Pur essendo un’esperienza proveniente dalla società civile, il volontariato vive di contatti e relazioni con il sistema socio-sanitario dei servizi alla persona. Soffermiamoci un attimo sul linguaggio: definiamo queste organizzazioni con il termine “terzo settore”, intendendo “terzo” perché differente sia dalla sfera pubblica dello Stato, sia da quella privata del mercato. Dunque il volontariato è un chiaro esempio di “strategia del dono rivolta a sconosciuti”: si dedica il proprio tempo a persone in stato di bisogno, anche se non sono nella sfera relazionale intima e vicina. Le associazioni di volontariato sono degli intermediari fra estranei ed esprimono un modello di etica diverso da quella statale e dalle dinamiche particolaristiche del mercato.

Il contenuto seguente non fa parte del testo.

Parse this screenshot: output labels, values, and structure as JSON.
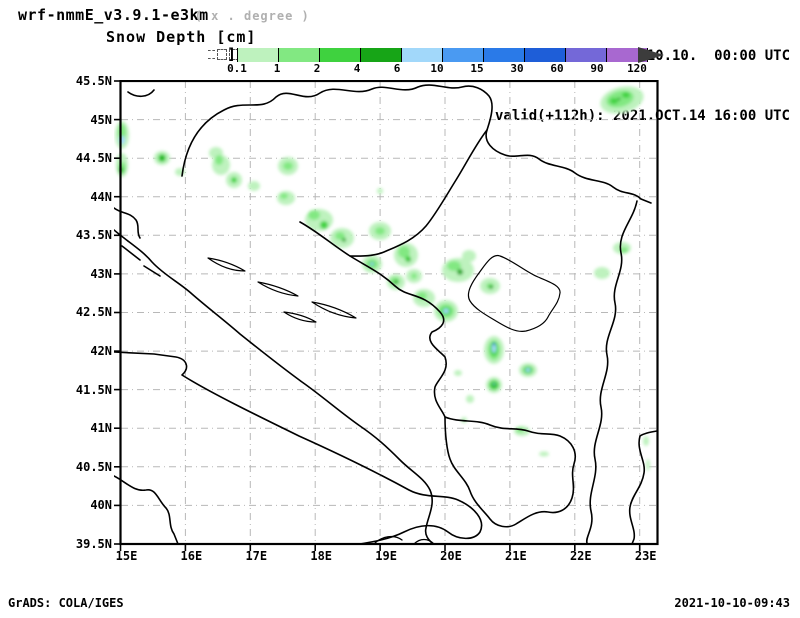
{
  "header": {
    "model_title": "wrf-nmmE_v3.9.1-e3km",
    "model_note": "( x . degree )",
    "plot_title": "Snow Depth [cm]",
    "init_line": "initialisation: 2021.10.10.  00:00 UTC",
    "valid_line": "valid(+112h): 2021.OCT.14 16:00 UTC"
  },
  "legend": {
    "values": [
      "0.1",
      "1",
      "2",
      "4",
      "6",
      "10",
      "15",
      "30",
      "60",
      "90",
      "120"
    ],
    "colors": [
      "#bef2be",
      "#82e882",
      "#3fd23f",
      "#17a517",
      "#a2d8fa",
      "#4a9af2",
      "#2a7ae8",
      "#1e5ed8",
      "#7468d8",
      "#a868d0"
    ],
    "overflow_arrow_color": "#3c3c3c",
    "below_min_marker": "open dashed boxes",
    "bracket": "]"
  },
  "axes": {
    "lat_labels": [
      "45.5N",
      "45N",
      "44.5N",
      "44N",
      "43.5N",
      "43N",
      "42.5N",
      "42N",
      "41.5N",
      "41N",
      "40.5N",
      "40N",
      "39.5N"
    ],
    "lon_labels": [
      "15E",
      "16E",
      "17E",
      "18E",
      "19E",
      "20E",
      "21E",
      "22E",
      "23E"
    ]
  },
  "footer": {
    "left": "GrADS: COLA/IGES",
    "right": "2021-10-10-09:43"
  },
  "chart_data": {
    "type": "heatmap",
    "subtype": "filled-contour weather map",
    "title": "Snow Depth [cm]",
    "model": "wrf-nmmE_v3.9.1-e3km",
    "initialisation": "2021.10.10. 00:00 UTC",
    "valid": "valid(+112h): 2021.OCT.14 16:00 UTC",
    "units": "cm",
    "lon_range": [
      15,
      23.3
    ],
    "lat_range": [
      39.5,
      45.5
    ],
    "grid": "dashed gray gridlines, 1 deg lon x 0.5 deg lat",
    "legend_position": "top, horizontal color bar",
    "contour_levels": [
      0.1,
      1,
      2,
      4,
      6,
      10,
      15,
      30,
      60,
      90,
      120
    ],
    "level_colors": [
      "#bef2be",
      "#82e882",
      "#3fd23f",
      "#17a517",
      "#a2d8fa",
      "#4a9af2",
      "#2a7ae8",
      "#1e5ed8",
      "#7468d8",
      "#a868d0"
    ],
    "snow_maxima": [
      {
        "lon": 15.0,
        "lat": 44.75,
        "depth_cm": 8
      },
      {
        "lon": 15.05,
        "lat": 44.4,
        "depth_cm": 4
      },
      {
        "lon": 15.65,
        "lat": 44.5,
        "depth_cm": 5
      },
      {
        "lon": 15.9,
        "lat": 44.35,
        "depth_cm": 1
      },
      {
        "lon": 16.45,
        "lat": 44.5,
        "depth_cm": 2
      },
      {
        "lon": 16.6,
        "lat": 44.25,
        "depth_cm": 2
      },
      {
        "lon": 17.6,
        "lat": 44.4,
        "depth_cm": 2
      },
      {
        "lon": 17.5,
        "lat": 44.0,
        "depth_cm": 1
      },
      {
        "lon": 18.1,
        "lat": 43.65,
        "depth_cm": 4
      },
      {
        "lon": 18.4,
        "lat": 43.5,
        "depth_cm": 5
      },
      {
        "lon": 19.0,
        "lat": 43.55,
        "depth_cm": 2
      },
      {
        "lon": 18.95,
        "lat": 43.1,
        "depth_cm": 8
      },
      {
        "lon": 19.45,
        "lat": 43.2,
        "depth_cm": 5
      },
      {
        "lon": 20.25,
        "lat": 43.05,
        "depth_cm": 5
      },
      {
        "lon": 20.8,
        "lat": 42.85,
        "depth_cm": 5
      },
      {
        "lon": 20.0,
        "lat": 42.5,
        "depth_cm": 9
      },
      {
        "lon": 20.7,
        "lat": 41.95,
        "depth_cm": 12
      },
      {
        "lon": 21.3,
        "lat": 41.75,
        "depth_cm": 8
      },
      {
        "lon": 20.75,
        "lat": 41.55,
        "depth_cm": 6
      },
      {
        "lon": 22.7,
        "lat": 45.3,
        "depth_cm": 5
      },
      {
        "lon": 22.8,
        "lat": 43.4,
        "depth_cm": 3
      },
      {
        "lon": 22.4,
        "lat": 43.0,
        "depth_cm": 1
      },
      {
        "lon": 21.2,
        "lat": 40.95,
        "depth_cm": 2
      },
      {
        "lon": 23.1,
        "lat": 40.7,
        "depth_cm": 1
      }
    ]
  }
}
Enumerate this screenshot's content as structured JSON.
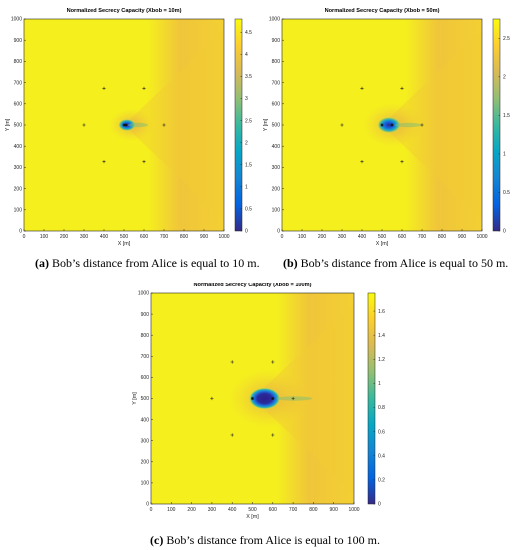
{
  "chart_data": [
    {
      "type": "heatmap",
      "panel_label": "(a)",
      "title": "Normalized Secrecy Capacity (Xbob = 10m)",
      "xlabel": "X [m]",
      "ylabel": "Y [m]",
      "xlim": [
        0,
        1000
      ],
      "ylim": [
        0,
        1000
      ],
      "xticks": [
        0,
        100,
        200,
        300,
        400,
        500,
        600,
        700,
        800,
        900,
        1000
      ],
      "yticks": [
        0,
        100,
        200,
        300,
        400,
        500,
        600,
        700,
        800,
        900,
        1000
      ],
      "colorbar": {
        "min": 0,
        "max": 4.8,
        "ticks": [
          0,
          0.5,
          1,
          1.5,
          2,
          2.5,
          3,
          3.5,
          4,
          4.5
        ]
      },
      "background_value": 4.7,
      "alice": {
        "x": 500,
        "y": 500
      },
      "bob": {
        "x": 510,
        "y": 500
      },
      "eves": [
        {
          "x": 300,
          "y": 500
        },
        {
          "x": 400,
          "y": 673
        },
        {
          "x": 600,
          "y": 673
        },
        {
          "x": 700,
          "y": 500
        },
        {
          "x": 600,
          "y": 327
        },
        {
          "x": 400,
          "y": 327
        }
      ],
      "caption_label": "(a)",
      "caption_text": " Bob’s distance from Alice is equal to 10 m."
    },
    {
      "type": "heatmap",
      "panel_label": "(b)",
      "title": "Normalized Secrecy Capacity (Xbob = 50m)",
      "xlabel": "X [m]",
      "ylabel": "Y [m]",
      "xlim": [
        0,
        1000
      ],
      "ylim": [
        0,
        1000
      ],
      "xticks": [
        0,
        100,
        200,
        300,
        400,
        500,
        600,
        700,
        800,
        900,
        1000
      ],
      "yticks": [
        0,
        100,
        200,
        300,
        400,
        500,
        600,
        700,
        800,
        900,
        1000
      ],
      "colorbar": {
        "min": 0,
        "max": 2.75,
        "ticks": [
          0,
          0.5,
          1,
          1.5,
          2,
          2.5
        ]
      },
      "background_value": 2.7,
      "alice": {
        "x": 500,
        "y": 500
      },
      "bob": {
        "x": 550,
        "y": 500
      },
      "eves": [
        {
          "x": 300,
          "y": 500
        },
        {
          "x": 400,
          "y": 673
        },
        {
          "x": 600,
          "y": 673
        },
        {
          "x": 700,
          "y": 500
        },
        {
          "x": 600,
          "y": 327
        },
        {
          "x": 400,
          "y": 327
        }
      ],
      "caption_label": "(b)",
      "caption_text": " Bob’s distance from Alice is equal to 50 m."
    },
    {
      "type": "heatmap",
      "panel_label": "(c)",
      "title": "Normalized Secrecy Capacity (Xbob = 100m)",
      "xlabel": "X [m]",
      "ylabel": "Y [m]",
      "xlim": [
        0,
        1000
      ],
      "ylim": [
        0,
        1000
      ],
      "xticks": [
        0,
        100,
        200,
        300,
        400,
        500,
        600,
        700,
        800,
        900,
        1000
      ],
      "yticks": [
        0,
        100,
        200,
        300,
        400,
        500,
        600,
        700,
        800,
        900,
        1000
      ],
      "colorbar": {
        "min": 0,
        "max": 1.75,
        "ticks": [
          0,
          0.2,
          0.4,
          0.6,
          0.8,
          1,
          1.2,
          1.4,
          1.6
        ]
      },
      "background_value": 1.7,
      "alice": {
        "x": 500,
        "y": 500
      },
      "bob": {
        "x": 600,
        "y": 500
      },
      "eves": [
        {
          "x": 300,
          "y": 500
        },
        {
          "x": 400,
          "y": 673
        },
        {
          "x": 600,
          "y": 673
        },
        {
          "x": 700,
          "y": 500
        },
        {
          "x": 600,
          "y": 327
        },
        {
          "x": 400,
          "y": 327
        }
      ],
      "caption_label": "(c)",
      "caption_text": " Bob’s distance from Alice is equal to 100 m."
    }
  ],
  "colors": {
    "background": "#f5ef1e",
    "right_tint": "#f0c53a",
    "parula": [
      "#352a87",
      "#0363e1",
      "#1485d4",
      "#06a7c6",
      "#38b99e",
      "#92bf73",
      "#d9ba56",
      "#fcce2e",
      "#f9fb0e"
    ]
  }
}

Un secondo esempio importante di strategia del dono sono le banche del tempo. Si tratta di esperienze avviate in Inghilterra, a partire dagli anni Ottanta, sulla scia di analoghi esempi nord-americani. Ci può essere una persona, ora temporaneamente malata, che sarà in grado in un periodo migliore della sua vita, di offrire un trasporto in auto a un’altra persona. E può anche darsi che quest’ultima possa andare a prendere a scuola un bambino e possa stare con lui in attesa dei genitori. E può essere che questi genitori siano in grado di ospitare a pranzo una domenica una persona sola che, benché autonoma, senta il peso di prepararsi un pasto per sé.
Tutti questi sono “scambi” di servizi, perché le persone sono contemporaneamente portatrici di bisogni e di risorse. Ciò che viene scambiato è quella straordinaria risorsa di cui tutti noi disponiamo in modo limitato: il tempo. Quest’ultimo è infatti divisibile, concentrabile e trasferibile e di conseguenza può diventare un campo di sviluppo organizzato di risorse umane che non stanno sul mercato dei beni e delle merci. Anche nel caso delle banche del tempo c’è bisogno, affinché funzionino, che ci siano soggetti disponibili al dono, ma anche un’organizzazione sensibile e capace di mettere insieme tutte queste esigenze.
Fra pochi giorni sarà Natale, una giornata carica per ciascuno di memoria, di senso, di desiderio di stare insieme. E’ anche tempo di regali, dunque di elaborazione di quello spirito del dono estremamente sopito durante l’intero anno e che invece ora emerge a far vedere la sua trama sottile. Ricordiamocelo quando facciamo un regalo, perché in quel momento stiamo costruendo un legame sociale che può anche diventare, se ne siamo consapevoli, un comportamento “giusto” per fare un dono agli sconosciuti, come suggerisce sul Web, con estrema competenza professionale, una homeless che spiega cosa si può fare per aiutare con efficacia i senza tetto.
A tutti i lettori tanti auguri per un buon 2011.